On January 10, the U.S. Supreme Court announced it had granted a petition for a writ of certiorari filed by the U.S. government in Barr v. American Association of Political Consultants Inc.—a Telephone Consumer Protection Act (TCPA) case concerning an exemption that allows debt collectors to use an autodialer to contact individuals on their cell phones without obtaining prior consent to do so when collecting debts guaranteed by the federal government. As previously covered by InfoBytes, the 4th Circuit agreed with the plaintiffs (a group of several political consultants) that the government-debt exemption contravenes the First Amendment’s Free Speech Clause, and found that the challenged exemption was a content-based restriction on free speech that did not hold up to strict scrutiny review. “Under the debt-collection exemption, the relationship between the federal government and the debtor is only relevant to the subject matter of the call. In other words, the debt-collection exemption applies to a phone call made to the debtor because the call is about the debt, not because of any relationship between the federal government and the debtor,” the appellate court opined. However, the panel sided with the FCC to sever the debt collection exemption from the automated call ban instead of rendering the entire ban unconstitutional, as requested by the plaintiffs. “First and foremost, the explicit directives of the Supreme Court and Congress strongly support a severance of the debt-collection exemption from the automated call ban,” the panel stated. “Furthermore, the ban can operate effectively in the absence of the debt-collection exemption, which is clearly an outlier among the statutory exemptions.” The petitioners—Attorney General William Barr and the FCC—now ask the Court to review whether the government-debt exception to the TCPA’s automated-call restriction is a violation of the First Amendment. Oral arguments are set for April 22.

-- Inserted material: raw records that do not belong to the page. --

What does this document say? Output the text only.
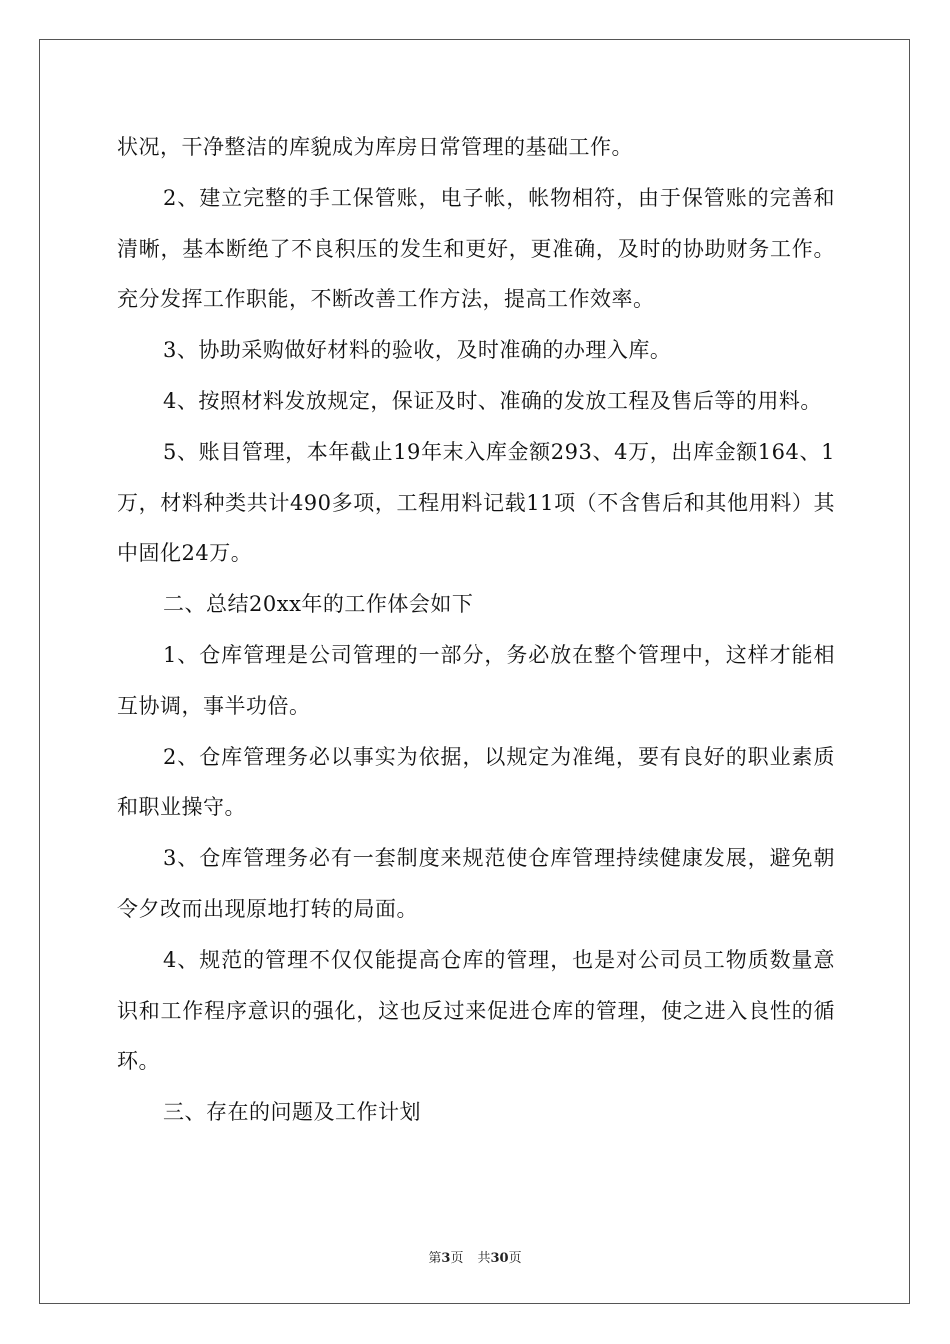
状况，干净整洁的库貌成为库房日常管理的基础工作。

2、建立完整的手工保管账，电子帐，帐物相符，由于保管账的完善和清晰，基本断绝了不良积压的发生和更好，更准确，及时的协助财务工作。充分发挥工作职能，不断改善工作方法，提高工作效率。

3、协助采购做好材料的验收，及时准确的办理入库。

4、按照材料发放规定，保证及时、准确的发放工程及售后等的用料。

5、账目管理，本年截止19年末入库金额293、4万，出库金额164、1万，材料种类共计490多项，工程用料记载11项（不含售后和其他用料）其中固化24万。

二、总结20xx年的工作体会如下

1、仓库管理是公司管理的一部分，务必放在整个管理中，这样才能相互协调，事半功倍。

2、仓库管理务必以事实为依据，以规定为准绳，要有良好的职业素质和职业操守。

3、仓库管理务必有一套制度来规范使仓库管理持续健康发展，避免朝令夕改而出现原地打转的局面。

4、规范的管理不仅仅能提高仓库的管理，也是对公司员工物质数量意识和工作程序意识的强化，这也反过来促进仓库的管理，使之进入良性的循环。

三、存在的问题及工作计划

第3页 共30页
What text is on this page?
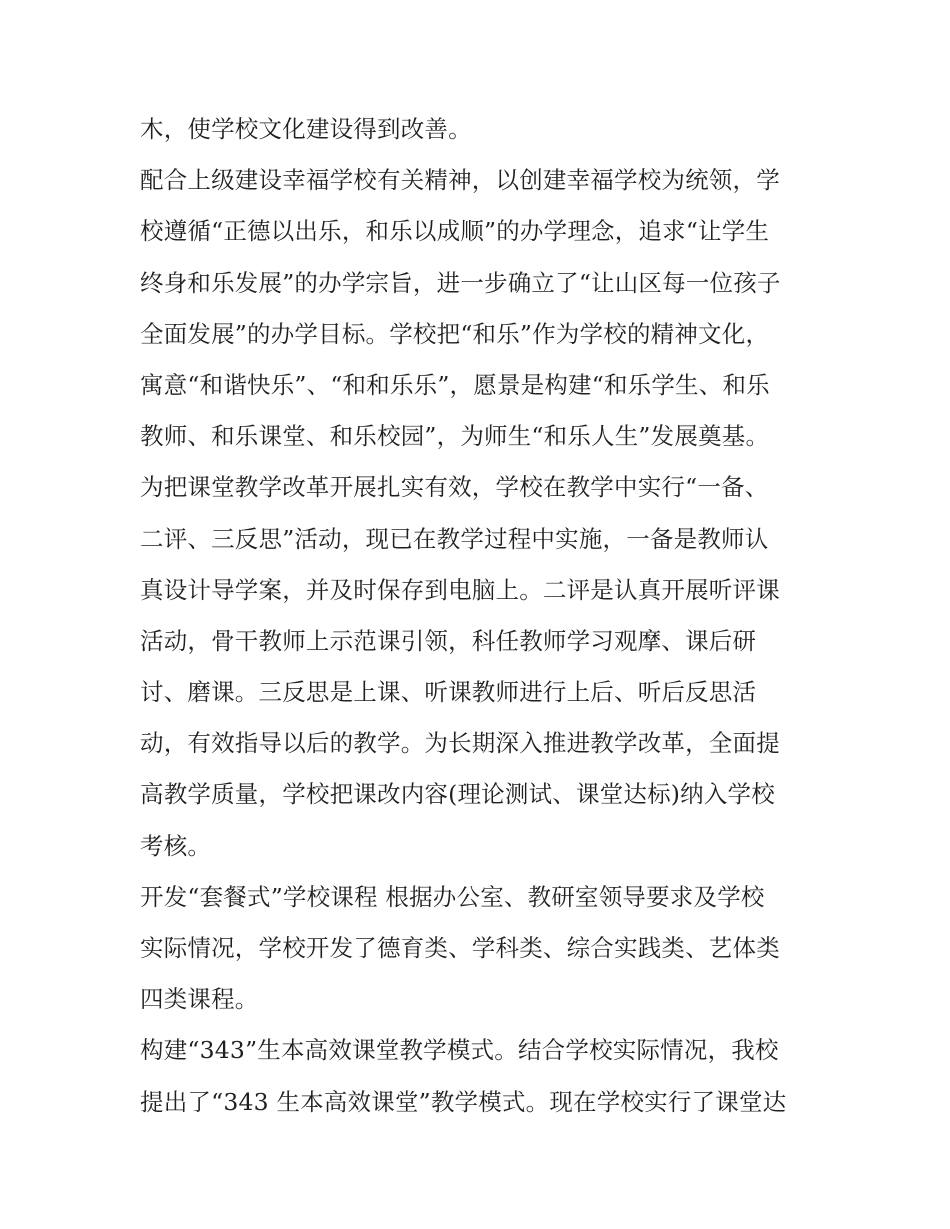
木，使学校文化建设得到改善。
配合上级建设幸福学校有关精神，以创建幸福学校为统领，学
校遵循“正德以出乐，和乐以成顺”的办学理念，追求“让学生
终身和乐发展”的办学宗旨，进一步确立了“让山区每一位孩子
全面发展”的办学目标。学校把“和乐”作为学校的精神文化，
寓意“和谐快乐”、“和和乐乐”，愿景是构建“和乐学生、和乐
教师、和乐课堂、和乐校园”，为师生“和乐人生”发展奠基。
为把课堂教学改革开展扎实有效，学校在教学中实行“一备、
二评、三反思”活动，现已在教学过程中实施，一备是教师认
真设计导学案，并及时保存到电脑上。二评是认真开展听评课
活动，骨干教师上示范课引领，科任教师学习观摩、课后研
讨、磨课。三反思是上课、听课教师进行上后、听后反思活
动，有效指导以后的教学。为长期深入推进教学改革，全面提
高教学质量，学校把课改内容(理论测试、课堂达标)纳入学校
考核。
开发“套餐式”学校课程 根据办公室、教研室领导要求及学校
实际情况，学校开发了德育类、学科类、综合实践类、艺体类
四类课程。
构建“343”生本高效课堂教学模式。结合学校实际情况，我校
提出了“343 生本高效课堂”教学模式。现在学校实行了课堂达
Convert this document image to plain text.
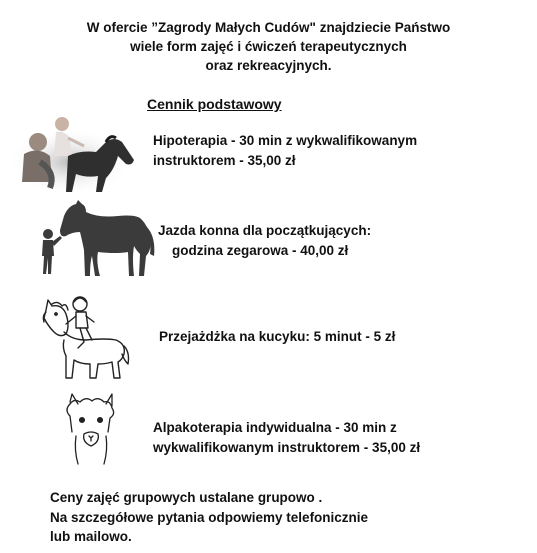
W ofercie ”Zagrody Małych Cudów" znajdziecie Państwo
wiele form zajęć i ćwiczeń terapeutycznych
oraz rekreacyjnych.
Cennik podstawowy
Hipoterapia - 30 min z wykwalifikowanym
instruktorem - 35,00 zł
Jazda konna dla początkujących:
godzina zegarowa - 40,00 zł
Przejażdżka na kucyku: 5 minut - 5 zł
Alpakoterapia indywidualna - 30 min z
wykwalifikowanym instruktorem - 35,00 zł
Ceny zajęć grupowych ustalane grupowo .
Na szczegółowe pytania odpowiemy telefonicznie
lub mailowo.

On January 3, the U.S. Court of Appeals for the Sixth Circuit affirmed the dismissal for lack of standing of an FDCPA suit brought by a consumer who claimed that because collection letters sent to him by a law firm caused him anxiety, the firm had violated the FDCPA. According to the opinion, the consumer had two delinquent accounts with a bank, which the law firm attempted to recover by sending collection letters to the consumer. The consumer asserted that the letters the law firm sent caused him “an undue sense of anxiety” that he would be sued by the firm, and he subsequently filed a lawsuit against the firm for violating the FDCPA. The court held that the consumer did not have standing to sue under Article III of the U.S. Constitution, for three main reasons: (i) the debtor’s anxiety about a potential lawsuit amounted to a fear of future harm that was not “certainly impending” because the consumer had not alleged that the law firm had threatened to sue him or that he refused to pay, and, therefore, his anxiety did not satisfy the injury-in-fact element for Article III standing; (ii) the consumer was “anxious about the consequences of his decision to not pay the debts that he does not dispute he owes,” and such a “self-inflicted injury” is not a basis for standing because it was not “fairly traceable” to the law firm’s conduct, but instead reflected the consumer’s own behavior; and (iii) “even assuming [the law firm” violated the statute by misrepresenting that an attorney had reviewed [the consumer’s] debts,” that violation did not cause any injury to the consumer because the consumer gave the court “no reason to believe he did not owe the debts,” and, therefore, he could not show that the law firm’s alleged procedural violation of the FDCPA, by itself, was an “injury in fact.” Because the court held that the consumer did not have standing, it affirmed the lower court’s dismissal of the action.